I went to my high school reunion last month. It was a big one, and the night before I had dinner with my high school boyfriend. He was my first love -- the one you still have a soft spot for. I listened to his story, which includes three marriages, three kids, working and traveling all over the world. While it was enjoyable, it made me realize how far apart we’d grown, and how many connections to my past have ended.

I’m about two chapters away from finishing my sixth novel. It’s just the first draft, but the story has been told. The rush of figuring out how it’s going to unfold is over. Now it’s down to mechanics: good prose, suspense, believability. After living with this book for over a year, it’s an ending of a special kind -- you writers know what I’m talking about.

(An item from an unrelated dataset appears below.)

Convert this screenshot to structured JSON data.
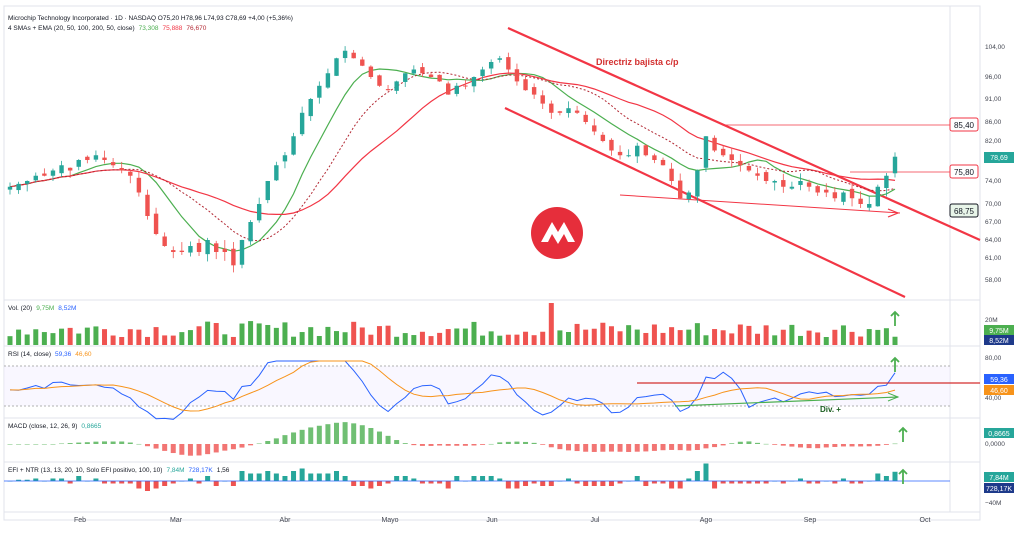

I’m already feeling a void, a detachment, which will only disappear when I throw myself into a new story.

None of these are earth-shattering events. They’re the kind of passages we all enter and exit in life. And I’m not overly sad or depressed about them, since I know endings are also beginnings. I’ll be living in a house that actually stays clean for a few hours… enjoying the freedom to eat ice cream for dinner… meeting new people… starting a new book. Already the possibilities are materializing like a rosy summer dawn. And yet part of me wants to stay in that dusky purple hour of evening just a little while longer, watching the light fade into night.

What’s been the most difficult ending for you to navigate? How’d you get through it?

7 comments:

Maryann Mercer said...

For me it was my dad's death. When your parent lives to 90+, in really good health (no major problems other than a pacemaker) it is so easy to believe he'll be around forever. We talked like clockwork every Sunday at 1PM. I still miss that. He did get to go more or less on his own terms, and we were there at the last breath, so there was closure of sorts. But you know, becoming an orphan takes some getting used to...even at my age. And, I find myself tempering some of my habits because I know he's watching. (And my sister and I see each other more now.)
On the positive side, I like Paul McCartney's The End of The End...that's exactly how my dad would have wanted us to remember him.
Libby, my daughter's beagle Sparky has Cushings too...so far his meds are working. Cath says that's all she can ask. He's 16.
Very thoughtful post. Thanks.

Ed Lynskey said...

Really sorry to hear about your pet beagle. We lost our two longtime pet cats on successive Christmases. You get really attached to them.

Libby Hellmann said...

Thanks, Maryann, for sharing the ending with your father. It sounds like he had about the best possible circumstances. And Ed, thanks for your concern about Shiloh. I'm a little fearful -- I'm going on vacation and he's going to a kennel.

Barbara D'Amato said...

Libby, right now we're babysitting a friend's miniature Australian sheepdog who has been a friend of ours for more than a dozen years [the dog, as well as the owner]. The dog is fourteen, partly blind, mostly deaf. And sweet.

There's no punchline to this. She will go home with her owner next week and I don't expect to see her alive again.

Sadness here.

Steve Malley said...

For me, my hardest ending was literally a new beginning - my emigration from the United States.

The day my return flight from New Zealand took off without me on it, I was struck by just how far I was from everything I'd ever known. It was a lost, lonely feeling, but also the start of the best part of my life so far.

Sadly, my people back in the US are getting on in years. Every trip back to the land of my birth means I'm probably saying goodbye to someone I love for the last time...

Sara P said...

Libby, I'm so sorry about your beloved beagle. A hard loss.

Jade Walker said...

Mine is definitely in the pet realm. I've had one of my cats for 16 years...and while she's still healthy, she's slowed down quite a bit.

I'm always devasted when I lose an animal, but her passing when it comes will be particularly heart-breaking. My heart goes out to you. Thank you for sharing such a wonderful entry with us.